Antwoord van Minister Koolmees (Sociale Zaken en Werkgelegenheid) en van Staatssecretaris Van Veldhoven-van der Meer (Infrastructuur en Waterstaat) (ontvangen 31 mei 2021). Zie ook Aanhangsel Handelingen, vergaderjaar 2020–2021, nr. 2606.
Vraag 1
Bent u bekend met de Zembla-uitzending «Het stofspoor»?1
Antwoord 1
Ja.
Vraag 2
Klopt het dat kwarts is opgenomen op de lijst met kankerverwekkende stoffen en dat bedrijven verplicht zijn een alternatief te gebruiken als dat voorhanden is?
Antwoord 2
Respirabele kristallijne silica is opgenomen op de SZW lijst van kankerverwekkende stoffen, respirabele kristallijne kwartsstof is daar een voorbeeld van. In het algemeen geldt dat indien er een alternatieve stof is voor een stof op deze lijst en deze voldoende functioneel is en voldoende voorhanden dat hier voor gekozen moet worden.
Vraag 3
Welke ruimte biedt de wet om af te wijken van de verplichting om alternatieve stoffen te gebruiken? Betekent het bestaan van (interne) rapporten waarin alternatieven worden benoemd, dat die alternatieven gebruikt moeten worden? Zo nee, waarom niet?
Antwoord 3
In geval van kankerverwekkende stoffen moet een alternatief worden gebruikt indien dit technisch uitvoerbaar is. Indien de werkgever van oordeel is dat vervanging niet technisch uitvoerbaar is, moet deze dit schriftelijk onderbouwen in de Risico Inventarisatie & Evaluatie (RI&E).
Het blijft uiteindelijk de verantwoordelijkheid van de werkgever om een keuze te maken, waarbij de (interne) rapporten medebepalend kunnen zijn.

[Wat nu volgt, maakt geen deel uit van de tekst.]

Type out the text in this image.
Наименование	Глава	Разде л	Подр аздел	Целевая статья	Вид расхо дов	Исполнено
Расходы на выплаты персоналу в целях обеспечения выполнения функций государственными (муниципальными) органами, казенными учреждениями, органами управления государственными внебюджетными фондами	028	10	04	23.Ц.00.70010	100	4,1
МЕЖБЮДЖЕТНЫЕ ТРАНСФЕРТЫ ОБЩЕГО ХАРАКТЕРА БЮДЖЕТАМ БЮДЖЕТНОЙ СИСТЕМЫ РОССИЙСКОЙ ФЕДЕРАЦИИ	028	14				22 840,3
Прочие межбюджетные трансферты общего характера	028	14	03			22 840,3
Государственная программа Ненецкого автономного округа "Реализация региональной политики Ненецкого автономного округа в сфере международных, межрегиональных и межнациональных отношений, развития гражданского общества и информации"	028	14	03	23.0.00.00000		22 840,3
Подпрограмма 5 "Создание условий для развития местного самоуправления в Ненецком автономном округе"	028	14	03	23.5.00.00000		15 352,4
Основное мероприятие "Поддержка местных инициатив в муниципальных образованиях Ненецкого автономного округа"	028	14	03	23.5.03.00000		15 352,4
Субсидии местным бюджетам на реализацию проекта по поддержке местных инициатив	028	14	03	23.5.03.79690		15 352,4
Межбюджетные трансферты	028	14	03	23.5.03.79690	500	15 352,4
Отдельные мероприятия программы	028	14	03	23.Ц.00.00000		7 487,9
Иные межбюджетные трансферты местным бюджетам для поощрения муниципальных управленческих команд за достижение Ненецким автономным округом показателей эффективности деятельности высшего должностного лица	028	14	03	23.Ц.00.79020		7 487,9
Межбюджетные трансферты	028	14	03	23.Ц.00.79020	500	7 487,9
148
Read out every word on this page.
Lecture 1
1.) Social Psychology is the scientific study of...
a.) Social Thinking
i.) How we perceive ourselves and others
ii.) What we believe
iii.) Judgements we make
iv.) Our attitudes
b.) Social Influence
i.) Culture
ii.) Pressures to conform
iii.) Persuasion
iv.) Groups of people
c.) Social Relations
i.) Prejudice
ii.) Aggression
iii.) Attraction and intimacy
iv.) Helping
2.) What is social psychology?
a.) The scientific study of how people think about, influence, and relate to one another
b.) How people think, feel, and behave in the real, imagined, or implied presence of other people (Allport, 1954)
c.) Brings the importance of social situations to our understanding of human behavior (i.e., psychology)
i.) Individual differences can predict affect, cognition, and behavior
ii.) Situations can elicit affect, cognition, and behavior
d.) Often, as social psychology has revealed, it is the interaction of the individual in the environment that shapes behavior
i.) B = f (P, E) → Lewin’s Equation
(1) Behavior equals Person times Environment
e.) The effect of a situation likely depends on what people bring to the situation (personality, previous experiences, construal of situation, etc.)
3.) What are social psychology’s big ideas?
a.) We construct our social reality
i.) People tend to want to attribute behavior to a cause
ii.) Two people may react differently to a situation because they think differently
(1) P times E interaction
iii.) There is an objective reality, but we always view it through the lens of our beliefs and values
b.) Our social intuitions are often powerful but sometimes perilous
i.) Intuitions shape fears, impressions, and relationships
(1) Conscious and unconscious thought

Het is aan de Inspectie SZW om tijdens een eventuele inspectie te beoordelen of men het eens is met de in de RI&E aangegeven keuze, waarbij de basisinspectiemodule kwartsstof (BIM)2 een uitgangspunt is.
Vraag 4
Klopt het dat (de voorganger van) de Inspectie SZW al in 2008 constateerde dat de branche te weinig doet aan de blootstelling van spoorwerkers aan hoge concentraties kankerverwekkende kwartsstof? Wat is er na deze constatering gedaan door de inspectie en de branche?
Antwoord 4
De Inspectie heeft in 2008 geconstateerd dat het arbeidsrisico blootstelling aan kwartsstof onvoldoende wordt beheerst op het spoor. Naar aanleiding van de inspecties in 2008 heeft de branche blootstellingsonderzoek laten uitvoeren, en zijn goede maatregelen rond kwartsstof opgenomen in de Arbocatalogus Railinfra. Het is vervolgens aan de werkgever om de maatregelen in de Arbocatalogus uit te voeren en er ook op toe te zien dat dit in de praktijk gebeurt.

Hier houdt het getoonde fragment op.